Am having a problem with something that should be really simple; receiving MIDI data on a serial port. I have done this many times on other micro’s; atmel, motorola, but the LPC2148 is giving me strange problems. Data that makes no sense and the LPC reporting framing and break errors.
Baud is 31250, 8N1. (A Bluetooth module connected to the same port receives data perfectly.)
I’ve looked at the pulses from the 4N35 optocoupler with a scope and they have proper definition and amplitude. Have also tried different settings for dividers and fractional divider and could tune it so that the framing errors disappear, got data that is close to the send value but not correct. This made me check the crystal caps and changed these as well, but didn’t help, results were exactly the same.
Odd thing is normal serial communication on the port works fine.
Have you set up the PINSELx registers? If you don’t, then your RX and TX pins will likely default to GPIOs. See pages 75 - 80 in the LPC214x User Manual.
When I use the UART as a normal serial port at say 9600 or 38400 baud, it works fine, all data is accurate and no errors.
PINSEL0 has the correct bits 16+18 set.
It could perhaps be that the opto collector output series resistor has not the right value. I did change it from 330 to 3K otherwise it didn’t get full output amplitude. Increasing it some more could help getting better definition.
It might be interesting to know what the input resistance is on the UART port when configured as input.
If the LPC2148 works at normal baud rates, then either you have an incorrect calculation for the 31,250 baud rate or your optocoupler circuit isn’t wired properly. I have MIDI working with an LPC2148, but I’m using a Sharp PC900 optocoupler. The exact schematic I use can be found [here. Click on the hardware link on the left to see the schematic. I also power that section of the schematic at 5V so that my circuit complies to the MIDI spec.](http://www.borg.com/~jglatt/tech/midispec.htm)

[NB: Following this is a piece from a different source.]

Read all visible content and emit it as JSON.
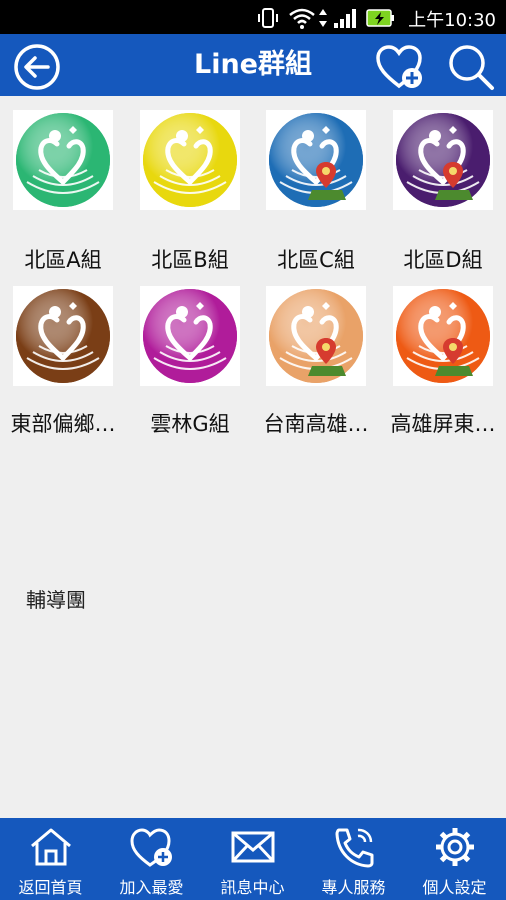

The 4N35 optocoupler needed a 47K clamping resistor from base to ground. This apparently stabilizes the output transistor. I did a survey on MIDI schematics using the 4N35 optocoupler on the net and found almost all of them have the base, pin 6, floating… except one that had a 100K clamp.
Brennen’s suggestion to run the opto’s output from 5V is not necessary as this is not part of the MIDI current loop. Running from 3V3 with an appropriate collector resistor is working fine as the transistor can easily been pulled into saturation.
The output of the opto doesn’t need to be run at 5V since it interfaces with the microcontroller. I was referring to the other stuff in that circuit that I showed you that interfaces to the output side of the MIDI connection. It doesn’t really hurt anything to run the opto at 5V, though.